Autre sujet où la Suisse brille (charité bien ordonnée…):  le G7, sous l'impulsion du président états-unien, vient de décider du principe d'imposer à 15 % minimum les grandes entreprises qui tendent à  monopoliser pouvoir et réseaux d'influence au niveau mondial. Quoi de plus indispensable si on entend promouvoir un peu d'équité au plan international - et, tout en restant dans un modèle de principe libéral, mettre des limites à la domination du fameux "1% des possédants" dont parlent aussi bien Joe Biden que l'économiste indienne Vandana Shiva. Mais non, la Suisse officielle et économique, soucieuse de ses poules aux oeufs d'or, va chercher toutes possibilités de passer entre les mailles du filet.

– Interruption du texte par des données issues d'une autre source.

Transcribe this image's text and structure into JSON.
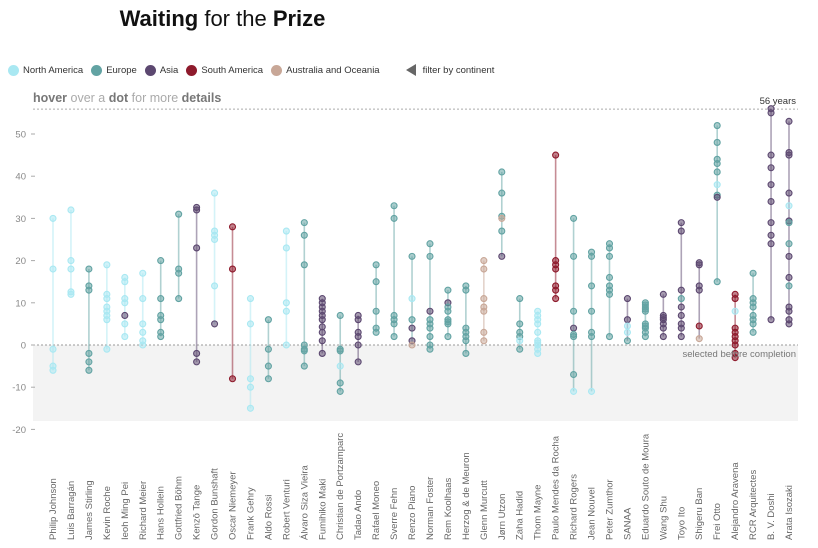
{
  "title": {
    "part1": "Waiting",
    "part2": " for the ",
    "part3": "Prize"
  },
  "legend": {
    "items": [
      {
        "code": "NA",
        "label": "North America",
        "color": "#a9e8f2"
      },
      {
        "code": "EU",
        "label": "Europe",
        "color": "#62a3a3"
      },
      {
        "code": "AS",
        "label": "Asia",
        "color": "#5c4870"
      },
      {
        "code": "SA",
        "label": "South America",
        "color": "#8e1a2c"
      },
      {
        "code": "AU",
        "label": "Australia and Oceania",
        "color": "#c8a797"
      }
    ],
    "filter_label": "filter by continent",
    "filter_icon": "triangle-left-icon"
  },
  "hint": {
    "w1": "hover",
    "w2": " over a ",
    "w3": "dot",
    "w4": " for more ",
    "w5": "details"
  },
  "chart_data": {
    "type": "scatter",
    "title": "Waiting for the Prize",
    "ylim": [
      -20,
      56
    ],
    "yticks": [
      -20,
      -10,
      0,
      10,
      20,
      30,
      40,
      50
    ],
    "max_line": {
      "value": 56,
      "label": "56 years"
    },
    "shaded_region": {
      "from": -18,
      "to": 0,
      "label": "selected before completion"
    },
    "grid": false,
    "legend_position": "top-left",
    "architects": [
      {
        "name": "Philip Johnson",
        "c": "NA",
        "dots": [
          30,
          18,
          -1,
          -5,
          -6
        ]
      },
      {
        "name": "Luis Barragán",
        "c": "NA",
        "dots": [
          32,
          20,
          18,
          12.6,
          12
        ]
      },
      {
        "name": "James Stirling",
        "c": "EU",
        "dots": [
          18,
          14,
          13,
          -2,
          -4,
          -6
        ]
      },
      {
        "name": "Kevin Roche",
        "c": "NA",
        "dots": [
          19,
          12,
          11,
          9,
          8,
          7,
          6,
          -1
        ]
      },
      {
        "name": "Ieoh Ming Pei",
        "c": "NA",
        "dots": [
          16,
          15,
          11,
          10,
          [
            7,
            "AS"
          ],
          5,
          2
        ]
      },
      {
        "name": "Richard Meier",
        "c": "NA",
        "dots": [
          17,
          11,
          5,
          3,
          1,
          0
        ]
      },
      {
        "name": "Hans Hollein",
        "c": "EU",
        "dots": [
          20,
          11,
          7,
          6,
          3,
          2
        ]
      },
      {
        "name": "Gottfried Böhm",
        "c": "EU",
        "dots": [
          31,
          18,
          17,
          11
        ]
      },
      {
        "name": "Kenzō Tange",
        "c": "AS",
        "dots": [
          32.6,
          32,
          23,
          -2,
          -4
        ]
      },
      {
        "name": "Gordon Bunshaft",
        "c": "NA",
        "dots": [
          36,
          27,
          26,
          25,
          14,
          [
            5,
            "AS"
          ]
        ]
      },
      {
        "name": "Oscar Niemeyer",
        "c": "SA",
        "dots": [
          28,
          18,
          -8
        ]
      },
      {
        "name": "Frank Gehry",
        "c": "NA",
        "dots": [
          11,
          5,
          -8,
          -10,
          -15
        ]
      },
      {
        "name": "Aldo Rossi",
        "c": "EU",
        "dots": [
          6,
          -1,
          -5,
          -8
        ]
      },
      {
        "name": "Robert Venturi",
        "c": "NA",
        "dots": [
          27,
          23,
          10,
          8,
          0
        ]
      },
      {
        "name": "Álvaro Siza Vieira",
        "c": "EU",
        "dots": [
          29,
          26,
          19,
          0,
          -1,
          -1.4,
          -5
        ]
      },
      {
        "name": "Fumihiko Maki",
        "c": "AS",
        "dots": [
          11,
          10,
          9,
          8,
          7,
          6,
          4.3,
          3,
          1,
          -2
        ]
      },
      {
        "name": "Christian de Portzamparc",
        "c": "EU",
        "dots": [
          7,
          -1,
          -1.4,
          [
            -5,
            "NA"
          ],
          -9,
          -11
        ]
      },
      {
        "name": "Tadao Ando",
        "c": "AS",
        "dots": [
          7,
          6,
          3,
          2,
          0,
          -4
        ]
      },
      {
        "name": "Rafael Moneo",
        "c": "EU",
        "dots": [
          19,
          15,
          8,
          4,
          3
        ]
      },
      {
        "name": "Sverre Fehn",
        "c": "EU",
        "dots": [
          33,
          30,
          7,
          6,
          5,
          2
        ]
      },
      {
        "name": "Renzo Piano",
        "c": "EU",
        "dots": [
          21,
          [
            11,
            "NA"
          ],
          6,
          [
            4,
            "AS"
          ],
          [
            1,
            "AS"
          ],
          [
            0,
            "AU"
          ]
        ]
      },
      {
        "name": "Norman Foster",
        "c": "EU",
        "dots": [
          24,
          21,
          [
            8,
            "AS"
          ],
          6,
          5,
          4,
          2,
          0,
          -1
        ]
      },
      {
        "name": "Rem Koolhaas",
        "c": "EU",
        "dots": [
          13,
          [
            10,
            "AS"
          ],
          9,
          8,
          6,
          5.5,
          5,
          2
        ]
      },
      {
        "name": "Herzog & de Meuron",
        "c": "EU",
        "dots": [
          14,
          13,
          4,
          3,
          2,
          1,
          -2
        ]
      },
      {
        "name": "Glenn Murcutt",
        "c": "AU",
        "dots": [
          20,
          18,
          11,
          9,
          8,
          3,
          1
        ]
      },
      {
        "name": "Jørn Utzon",
        "c": "EU",
        "dots": [
          41,
          36,
          30.5,
          [
            30,
            "AU"
          ],
          27,
          [
            21,
            "AS"
          ]
        ]
      },
      {
        "name": "Zaha Hadid",
        "c": "EU",
        "dots": [
          11,
          5,
          3,
          2,
          [
            1,
            "NA"
          ],
          -1
        ]
      },
      {
        "name": "Thom Mayne",
        "c": "NA",
        "dots": [
          8,
          7,
          6,
          5,
          3,
          1,
          0.5,
          0,
          -1,
          -2
        ]
      },
      {
        "name": "Paulo Mendes da Rocha",
        "c": "SA",
        "dots": [
          45,
          20,
          19,
          18,
          14,
          13,
          11
        ]
      },
      {
        "name": "Richard Rogers",
        "c": "EU",
        "dots": [
          30,
          21,
          8,
          [
            4,
            "AS"
          ],
          2.5,
          2,
          -7,
          [
            -11,
            "NA"
          ]
        ]
      },
      {
        "name": "Jean Nouvel",
        "c": "EU",
        "dots": [
          22,
          21,
          14,
          8,
          3,
          2,
          [
            -11,
            "NA"
          ]
        ]
      },
      {
        "name": "Peter Zumthor",
        "c": "EU",
        "dots": [
          24,
          23,
          21,
          16,
          14,
          13,
          12,
          2
        ]
      },
      {
        "name": "SANAA",
        "c": "AS",
        "dots": [
          11,
          6,
          [
            4.5,
            "NA"
          ],
          [
            3,
            "NA"
          ],
          [
            1,
            "EU"
          ]
        ]
      },
      {
        "name": "Eduardo Souto de Moura",
        "c": "EU",
        "dots": [
          10,
          9.5,
          9,
          8.5,
          8,
          5,
          4.5,
          4,
          3,
          2
        ]
      },
      {
        "name": "Wang Shu",
        "c": "AS",
        "dots": [
          12,
          7,
          6.5,
          6,
          5,
          4,
          2
        ]
      },
      {
        "name": "Toyo Ito",
        "c": "AS",
        "dots": [
          29,
          27,
          13,
          [
            11,
            "EU"
          ],
          9,
          7,
          5,
          4,
          2
        ]
      },
      {
        "name": "Shigeru Ban",
        "c": "AS",
        "dots": [
          19.5,
          19,
          14,
          13,
          [
            4.5,
            "SA"
          ],
          [
            1.5,
            "AU"
          ]
        ]
      },
      {
        "name": "Frei Otto",
        "c": "EU",
        "dots": [
          52,
          48,
          44,
          43,
          41,
          [
            38,
            "NA"
          ],
          35.5,
          [
            35,
            "AS"
          ],
          15
        ]
      },
      {
        "name": "Alejandro Aravena",
        "c": "SA",
        "dots": [
          12,
          11,
          [
            8,
            "NA"
          ],
          4,
          3,
          2,
          1,
          0,
          -2,
          -3
        ]
      },
      {
        "name": "RCR Arquitectes",
        "c": "EU",
        "dots": [
          17,
          11,
          10,
          9,
          7,
          6,
          5,
          3
        ]
      },
      {
        "name": "B. V. Doshi",
        "c": "AS",
        "dots": [
          56,
          55,
          45,
          42,
          38,
          34,
          29,
          26,
          24,
          6
        ]
      },
      {
        "name": "Arata Isozaki",
        "c": "AS",
        "dots": [
          53,
          45.6,
          45,
          36,
          [
            33,
            "NA"
          ],
          29.4,
          [
            29,
            "EU"
          ],
          [
            24,
            "EU"
          ],
          21,
          16,
          [
            14,
            "EU"
          ],
          9,
          8,
          6,
          5
        ]
      }
    ]
  }
}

Dernière chose, dans mon domaine la santé publique. Le patron de l'OMS demande instamment que les pays riches fassent beaucoup plus pour permettre la vaccination covid des populations démunies. Mais jusqu'à l'intention affirmée, par le G7 encore, de fournir un milliard de doses, aucun pays occidental - Suisse y compris - n'avait imaginé de retarder quelque peu la vaccination des secteurs de sa population à très faible risque d'infection (il y a en a) pour mettre ces doses à disposition de nos congénères en très grand besoin.

Bon, la Suisse est mon pays et je dois accepter son fonctionnement. Cela ne supprime pas le souhait de le voir monter au niveau de sa flatteuse réputation de générosité.

 

 

 

.

 

02/06/2021

Loi CO2 - Comment comprendre l'égocentrisme de certains opposants ?

Certains, tirant argument du fait que la Suisse ne représente qu'un millième de la population mondiale, ont le front d'affirmer que cela ne sert à rien que nous fassions un effort, que cela ne changera rien à la gravissime situation climatique.
 
Comment comprendre un tel égoïsme ? Dans un pays qui a pour devise "Un pour tous, tous pour un". Nous sommes un pays prospère, avec une culture de recherche du consensus, nous avons l'habitude de considérer aussi les droits des autres - pas seulement nos intérêt et profit à court terme... Chacun à l'évidence doit faire sa part. De plus, à propos des progrès que la Suisse aurait déjà faits (!), il importe de relever que notre place financière, par les secteurs et activités dans lesquelles elle investit à l'étranger, cause quatre fois plus d'émissions de CO2 que le peuple suisse lui-même...
 
La loi CO2 est en danger, les derniers sondages le montrent. Il faut absolument s'assurer de ce que, autour de nous, on vote et on vote OUI.  En parler, surtout à ceux qui sont tièdes ou qui n'ont pas saisi l'enjeu.
 
Contrairement aux discours théâtraux négationnistes, les mesures prévues dans la loi CO2 sont évidemment supportables, et absolument nécessaires. Pas acceptable vraiment que notre pays se montre caricaturalement égoïste, comme s'il ne voulait rien savoir du bien-être de la collectivité - tout en se fichant royalement d'une meilleure perspective de vie pour nous et nos (petits-)enfants.